A2 No. llama.cpp runs in user space; ExecuTorch integration (mentioned in the release) will bind to Android NNAPI without special permissions.

Q3 Is the licence business-friendly?
A3 LFM Open License v1.0 allows commercial use; you only have to document any weight modification. Obligation summary is inside the GGUF repository.

Q4 How does it compare to GPT-4 or Llama-3-70 B?
A4 Those models are > 40 B active parameters and need data-centre GPUs. LFM2-8B-A1B targets private, latency-critical use-cases where cloud calls are impossible or undesirable – think medical note-taking, field technicians, or inflight translation.
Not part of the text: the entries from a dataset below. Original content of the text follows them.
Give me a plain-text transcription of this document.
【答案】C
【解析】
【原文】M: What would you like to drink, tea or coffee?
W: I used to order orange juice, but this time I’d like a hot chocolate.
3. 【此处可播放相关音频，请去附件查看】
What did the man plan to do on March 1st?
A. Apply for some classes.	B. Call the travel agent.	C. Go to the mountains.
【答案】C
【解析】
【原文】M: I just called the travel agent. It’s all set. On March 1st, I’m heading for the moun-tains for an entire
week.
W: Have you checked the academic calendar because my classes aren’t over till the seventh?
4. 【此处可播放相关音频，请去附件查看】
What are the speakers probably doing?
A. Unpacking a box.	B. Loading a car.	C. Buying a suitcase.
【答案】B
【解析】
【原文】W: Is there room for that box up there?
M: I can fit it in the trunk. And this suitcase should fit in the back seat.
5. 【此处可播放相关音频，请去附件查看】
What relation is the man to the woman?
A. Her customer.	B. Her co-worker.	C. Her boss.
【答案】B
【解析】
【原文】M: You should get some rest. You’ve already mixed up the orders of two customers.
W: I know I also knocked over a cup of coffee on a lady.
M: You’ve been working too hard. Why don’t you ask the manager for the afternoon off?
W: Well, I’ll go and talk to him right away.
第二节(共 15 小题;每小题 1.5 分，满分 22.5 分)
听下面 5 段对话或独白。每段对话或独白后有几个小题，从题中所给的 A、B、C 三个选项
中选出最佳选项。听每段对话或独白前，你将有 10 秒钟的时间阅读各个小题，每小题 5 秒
Q5 Can I merge my LoRA back into the 8 B weights and ship one file?
A5 Yes. The TRL notebook shows the merge_and_unload() call; afterwards you can re-quantise with llama.cpp’s convert.py to obtain a single GGUF.

10. Take-away – sparse is no longer a lab toy

For years MoE papers ended with “…and when we scale to 1 T parameters”. Liquid AI flipped the script: small active path, still-big total capacity, mobile-CPU viable. The release artefacts – Apache-style licence, GGUF quants, vLLM back-end, TRL notebooks – mean you can treat LFM2-8B-A1B like any mainstream dense model, but gain the speed and privacy edge of sparsity.

If your roadmap includes:

• An offline copilot inside a CAD tool,
• A multilingual voice note recorder for journalists,
• Or a RAG plug-in that must never leak source documents,

then cloning the repo, downloading 4.7 GB and typing ./llama-cli is now the fastest path to a 3 B-class brain that fits in a backpack and runs without a subscription.

Sparse experts have left the data-centre. Time to let them loose on the edge.